William Butler Yeats, "Easter 1916," (1921)

William Butler Yeats, "Easter 1916," (1921)

Quote


Too long a sacrifice
Can make a stone of the heart.
O when may it suffice?
That is Heaven's part, our part
To murmur name upon name,
As a mother names her child
When sleep at last has come
On limbs that had run wild.
What is it but nightfall?
No, no, not night but death;
Was it needless death after all?
For England may keep faith
For all that is done and said.
We know their dream; enough
To know they dreamed and are dead;
And what if excess of love
Bewildered them till they died?
I write it out in a verse—
MacDonagh and MacBride
And Connolly and Pearse
Now and in time to be,
Wherever green is worn,
Are changed, changed utterly:
A terrible beauty is born.


Basic Set Up

This bad boy is the last stanza of William Butler Yeats' poem "Easter, 1916." It talks pretty much directly (not a whole lot of nuance here) about the Easter Uprising, a rebellion against English rule in Ireland. It was published the same year that The Republic of Ireland gained independence from Britain.

Thematic Analysis

You asked for revolution? Here you go, Shmoopers: a poem devoted to the Easter Uprising (sometimes also called the Easter Rising) of 1916. This particular Easter was way more than just colored eggs and Peeps.

On Easter Monday, a group of more than a thousand Irish Nationalists—people who wanted independence for Ireland, which was at that time a British kingdom—held a bunch of different important buildings are Dublin, including the post office and declared Ireland a Republic. They even had a Proclamation of The Republic to read.

Things didn't exactly go as planned. Violence ensued, killing almost two hundred people and wounding more… and Ireland didn't secure its freedom. But the Easter Uprising set in motion events that would lead to the formation of the Republic of Ireland. In other words, it was a pretty freaking big deal.

Yeats wasn't super into the whole Easter Uprising thing—he was more into being a posh intellectual than a revolutionary (maybe because his great love rejected him in favor of one of those hawt revolutionary guys) —but by the end of this poem he gives props to the history-making deeds of the guys who orchestrated the Easter Uprising, even as he condemns the brutality and violence of the rebellion.

Stylistic Analysis

Okay, so we cut out the bits where W.B. Yeats is getting a little down on the events of Easter, 1916 and left you with the go, Irish Republic, go! passage.
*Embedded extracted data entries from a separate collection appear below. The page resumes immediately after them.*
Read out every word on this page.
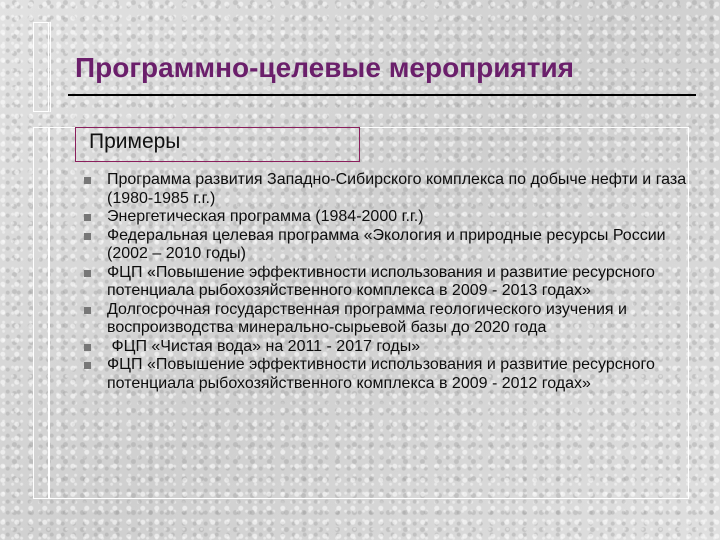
Программно-целевые мероприятия
Примеры
Программа развития Западно-Сибирского комплекса по добыче нефти и газа (1980-1985 г.г.)
Энергетическая программа (1984-2000 г.г.)
Федеральная целевая программа «Экология и природные ресурсы России (2002 – 2010 годы)
ФЦП «Повышение эффективности использования и развитие ресурсного потенциала рыбохозяйственного комплекса в 2009 - 2013 годах»
Долгосрочная государственная программа геологического изучения и воспроизводства минерально-сырьевой базы до 2020 года
ФЦП «Чистая вода» на 2011 - 2017 годы»
ФЦП «Повышение эффективности использования и развитие ресурсного потенциала рыбохозяйственного комплекса в 2009 - 2012 годах»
But that's because W.B. seemed to have a change of heart by the end of the poem and is favor of his countrymen wanting to have, well, their own country to be men in.

He still stays a tad ambivalent, though: he concedes that, "we know (the revolutionaries') dream" but that "they dreamed and are dead," which is a little harsh. He's essentially saying that all they have to show of their dream is death. Or, in other words, a big fat goose egg. In fact, he calls them delusional, or "bewildered," as a result of their dream. Ouch.

But then he goes on to name a bunch of guys that were influential in the Easter Uprising: "MacDonagh, MacBride, Connolly and Pearse," and says that "wherever green is worn," they'll be remembered. They have changed from being just dudes to being symbolic, as important to Irish identity as the national color: green.

And that last line, the "terrible beauty" part? That's how a reticent, snobby guy like W.B. acknowledges that the Easter Uprising was important. He's not saying it was the best event since the invention of sliced bread, but he's come a ways from saying that all that was left as result of Easter, 1916 was death n' destruction.

Welcome to Modernism, y'all, where the closest you come to commemorating the start of a revolution is to say, "Yeah, it was okay… but it was also bad."